Merapikan tempat tidur dan menyiapkan peralatan sekolahnya, Nao bergegas mengambil sapu dan menyapu seluruh ruangan rumah besar tak berpenghuni itu setelah ia membersihkan debu dengan vacuum cleaner. Dilanjutkan dengan mengepel rumahnya kemudian mencuci pakaian kotor lalu mengeringkannya secara otomatis. Setelah semua selesai, ia bergegas menuju ke kamar mandi untuk membersihkan tubuhnya.
Nao tinggal di sebuah rumah yang cukup besar bak istana. Dekoran-dekoran apik disana-sini, berbagai perabotan mahal di segala sisi, dan pendingin ruangan di setiap ruangan.
Namun, Nao tidak menyebut rumahnya dengan 'rumah'. Ia hanya menyebutnya sebagai 'ruang kosong dan hampa' karena hanya ditinggalinya seorang diri, yaitu dirinya sendiri. Kedua orangtuanya tengah berada di Dubai karena perjalanan bisnis. Sementara Kakaknya yaitu Noulan tengah menempuh dunia perkuliahan di Singapura.
Tiap harinya, Naomi seorang lah yang merawat ruang kosong dan hampa itu. Kedua orangtuanya tidak memperkerjakan seorang pembantu. Entahlah mengapa. Naomi seakan disiksa dengan mengurus rumah besar itu sendirian.
Sendirian.
Naomi sudah terbiasa akan hal ini. Ditinggal sendiri, hidup sendiri, tanpa orangtua yang mendampingi. Tidak apa-apa. Naomi mengerti, mereka memiliki kesibukan masing-masing.
Selama ia merendam tubuhnya di bathub-nya itu, Naomi termenung. Apakah orangtuanya itu masih mengingat dirinya disini? Uang untuk ia bertahan hidup saja tidak pernah diberi.
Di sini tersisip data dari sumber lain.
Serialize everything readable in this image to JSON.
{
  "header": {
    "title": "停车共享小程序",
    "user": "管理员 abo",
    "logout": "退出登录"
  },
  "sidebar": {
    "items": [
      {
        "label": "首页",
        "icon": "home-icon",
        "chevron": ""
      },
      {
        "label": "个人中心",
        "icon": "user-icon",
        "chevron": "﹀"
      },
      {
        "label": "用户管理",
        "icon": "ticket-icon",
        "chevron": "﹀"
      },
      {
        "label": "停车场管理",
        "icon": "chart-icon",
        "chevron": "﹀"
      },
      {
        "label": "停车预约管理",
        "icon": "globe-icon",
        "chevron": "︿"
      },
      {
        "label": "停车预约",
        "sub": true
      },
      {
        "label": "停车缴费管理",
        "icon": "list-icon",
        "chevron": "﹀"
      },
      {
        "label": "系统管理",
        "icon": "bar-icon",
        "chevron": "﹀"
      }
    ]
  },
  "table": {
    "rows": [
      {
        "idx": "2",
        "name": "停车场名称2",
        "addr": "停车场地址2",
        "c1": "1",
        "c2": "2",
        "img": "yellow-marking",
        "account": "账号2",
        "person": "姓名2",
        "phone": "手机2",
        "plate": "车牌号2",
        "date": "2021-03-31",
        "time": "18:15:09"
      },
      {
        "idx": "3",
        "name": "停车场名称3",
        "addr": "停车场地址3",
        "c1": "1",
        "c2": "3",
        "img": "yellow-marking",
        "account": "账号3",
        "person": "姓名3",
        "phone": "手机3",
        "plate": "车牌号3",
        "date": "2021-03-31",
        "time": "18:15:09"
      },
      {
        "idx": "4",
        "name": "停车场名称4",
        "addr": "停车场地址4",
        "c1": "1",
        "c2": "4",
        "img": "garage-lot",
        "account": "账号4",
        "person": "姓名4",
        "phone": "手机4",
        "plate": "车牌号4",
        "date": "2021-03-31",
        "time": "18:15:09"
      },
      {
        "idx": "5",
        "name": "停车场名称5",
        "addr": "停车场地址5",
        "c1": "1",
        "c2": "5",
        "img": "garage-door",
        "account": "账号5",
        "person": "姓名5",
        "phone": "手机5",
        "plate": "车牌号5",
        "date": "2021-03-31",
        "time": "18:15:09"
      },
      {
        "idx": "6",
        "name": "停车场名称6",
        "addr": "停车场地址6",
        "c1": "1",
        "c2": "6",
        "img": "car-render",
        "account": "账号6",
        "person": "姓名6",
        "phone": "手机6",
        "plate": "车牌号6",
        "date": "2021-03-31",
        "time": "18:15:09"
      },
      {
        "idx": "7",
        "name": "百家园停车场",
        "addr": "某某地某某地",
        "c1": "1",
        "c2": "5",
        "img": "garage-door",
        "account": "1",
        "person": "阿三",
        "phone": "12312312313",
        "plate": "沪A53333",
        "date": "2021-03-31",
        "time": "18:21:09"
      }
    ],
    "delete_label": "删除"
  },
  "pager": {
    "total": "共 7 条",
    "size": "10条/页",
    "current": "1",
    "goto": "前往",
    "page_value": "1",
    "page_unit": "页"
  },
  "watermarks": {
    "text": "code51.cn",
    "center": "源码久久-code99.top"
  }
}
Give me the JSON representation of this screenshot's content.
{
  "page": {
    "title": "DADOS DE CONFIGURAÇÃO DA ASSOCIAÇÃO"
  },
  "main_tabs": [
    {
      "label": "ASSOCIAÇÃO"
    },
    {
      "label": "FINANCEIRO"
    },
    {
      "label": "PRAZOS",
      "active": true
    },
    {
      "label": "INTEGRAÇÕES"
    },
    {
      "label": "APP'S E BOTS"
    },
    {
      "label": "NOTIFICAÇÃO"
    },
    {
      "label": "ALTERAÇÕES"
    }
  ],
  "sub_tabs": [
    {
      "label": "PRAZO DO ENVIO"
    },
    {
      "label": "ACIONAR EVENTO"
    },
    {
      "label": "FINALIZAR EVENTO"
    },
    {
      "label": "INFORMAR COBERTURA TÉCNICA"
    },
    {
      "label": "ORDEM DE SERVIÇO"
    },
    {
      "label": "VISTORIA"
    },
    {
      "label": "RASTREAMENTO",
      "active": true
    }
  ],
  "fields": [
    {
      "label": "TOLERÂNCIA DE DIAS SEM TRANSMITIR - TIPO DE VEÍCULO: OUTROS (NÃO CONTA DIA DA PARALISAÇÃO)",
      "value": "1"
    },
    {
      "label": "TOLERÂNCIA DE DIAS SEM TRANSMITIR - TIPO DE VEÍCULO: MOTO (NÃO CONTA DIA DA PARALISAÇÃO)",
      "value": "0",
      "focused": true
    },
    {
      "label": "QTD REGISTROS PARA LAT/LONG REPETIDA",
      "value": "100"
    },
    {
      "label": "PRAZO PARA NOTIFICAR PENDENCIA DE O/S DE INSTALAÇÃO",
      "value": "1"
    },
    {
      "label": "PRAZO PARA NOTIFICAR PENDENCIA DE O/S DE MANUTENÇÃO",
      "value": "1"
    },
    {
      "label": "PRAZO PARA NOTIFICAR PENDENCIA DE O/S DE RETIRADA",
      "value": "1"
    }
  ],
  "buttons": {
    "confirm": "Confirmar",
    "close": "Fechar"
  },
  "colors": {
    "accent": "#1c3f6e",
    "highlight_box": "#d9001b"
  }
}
Paling-paling hanya sang Kakak-lah yang memberikannya uang setiap bulan meski tak seberapa.
Terpaksa, ia memutuskan untuk bekerja paruh waktu, menjadi seorang pelayan di sebuah restoran impiannya. Naomi suka sekali memasak. Ia berangan-angan dapat mendirikan restoran bintang lima yang populer di kalangan masyarakat.
Sayangnya, itu hanya sebatas angan. Ia tidak berani berangan-angan, jika akhirnya angan-angan konyolnya itu terbang dan lenyap bersama angin.
Naomi adalah wanita tak berani bermimpi.
Adzan Shubuh berkumandang, menyentak Naomi dari lamunan. Naomi bergegas berwudhu dan keluar dari kamar mandinya. Aroma bunga dari sabun menguar bersamaan dengan Naomi yang keluar dari kamar mandi dengan mengenakan handuk kimono-nya.
Setelah selesai berganti pakaian dengan kaus dan celana pendek, ia menunaikan sholat Shubuh sebelum ia bersiap berangkat ke sekolah.
***
Pagi yang sedikit gelap karena matahari sedikit tertutupi oleh awan kelabu. Buru-buru Naomi turun ke bawah dan menyampirkan tas birunya yang tergeletak di sofa ruang tamu. Mengenakan sepatu terlebih dahulu, setelah itu mengunci pintu rumahnya rapat-rapat.
KAMU SEDANG MEMBACA
Friends
Teen Fiction________________ Sebesar dan sekecil apapun kesalahan yang kau perbuat, kita tetap sahabat. Meski kecewa dan amarah itu ada, namun tali persahabatan ini akan tetap terikat kuat dalam diri kita. Tidak akan ada seorangpun yang dapat memutuskannya. Kar...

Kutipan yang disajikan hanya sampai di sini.